Grand Prix du Jury à Cannes (2010)
Au cœur des montagnes algériennes, dans le monastère de Tibhirine, huit moines cisterciens vivent au rythme de la prière, du travail et d’une fraternité rare avec les habitants du village voisin. Leur présence, humble et bienveillante, devient un point d’ancrage pour une population traversée par les incertitudes de la guerre civile. Dans un pays qui vacille, ils incarnent, presque malgré eux, un refuge de paix.
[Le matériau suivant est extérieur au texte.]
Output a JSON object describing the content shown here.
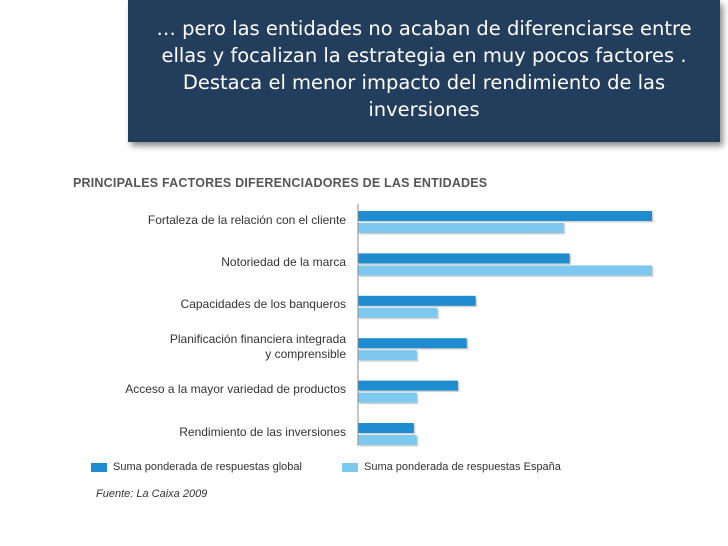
{
  "slide": {
    "banner_text": "… pero las entidades no acaban de diferenciarse entre ellas y focalizan la estrategia en muy pocos factores . Destaca el menor impacto del rendimiento de las inversiones",
    "source": "Fuente:  La Caixa 2009"
  },
  "chart_data": {
    "type": "bar",
    "orientation": "horizontal",
    "title": "PRINCIPALES FACTORES DIFERENCIADORES DE LAS ENTIDADES",
    "categories": [
      "Fortaleza de la relación con el cliente",
      "Notoriedad de la marca",
      "Capacidades de los banqueros",
      "Planificación financiera integrada y comprensible",
      "Acceso a la mayor variedad de productos",
      "Rendimiento de las inversiones"
    ],
    "category_lines": [
      [
        "Fortaleza de la relación con el cliente"
      ],
      [
        "Notoriedad de la marca"
      ],
      [
        "Capacidades de los banqueros"
      ],
      [
        "Planificación financiera integrada",
        "y comprensible"
      ],
      [
        "Acceso a la mayor variedad de productos"
      ],
      [
        "Rendimiento de las inversiones"
      ]
    ],
    "series": [
      {
        "name": "Suma ponderada de respuestas global",
        "color": "#1f8ccf",
        "values": [
          100,
          72,
          40,
          37,
          34,
          19
        ]
      },
      {
        "name": "Suma ponderada de respuestas España",
        "color": "#7cc8ee",
        "values": [
          70,
          100,
          27,
          20,
          20,
          20
        ]
      }
    ],
    "xlim": [
      0,
      100
    ],
    "xlabel": "",
    "ylabel": "",
    "grid": false,
    "legend": "bottom"
  }
}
Lorsque la violence se rapproche – menaces, enlèvements, tensions croissantes –, les moines sont placés devant un choix déchirant : partir pour sauver leur vie ou rester auprès de ceux qui, chaque jour, trouvent en eux réconfort et dignité. Ce dilemme ouvre un chemin intérieur où chacun affronte ses peurs, ses fragilités, mais aussi cette énergie lumineuse qui naît de la solidarité et de la foi en l’autre.
Peu à peu, leur décision mûrit : non par héroïsme, mais par fidélité à une présence qui, dans la tourmente, devient une forme d’espérance partagée. Leur quotidien, fait de petites attentions, de gestes simples, de repas fraternels, se transforme en un témoignage vibrant sur ce que signifie croire encore en l’humain lorsque tout semble vaciller.
Grand Prix du Jury à Cannes, Des hommes et des dieux ne traite pas seulement du sacrifice : c’est une méditation profondément lumineuse sur la résistance tranquille, l’espérance têtue et la force entre les hommes quand ils choisissent, obstinément, d’aimer.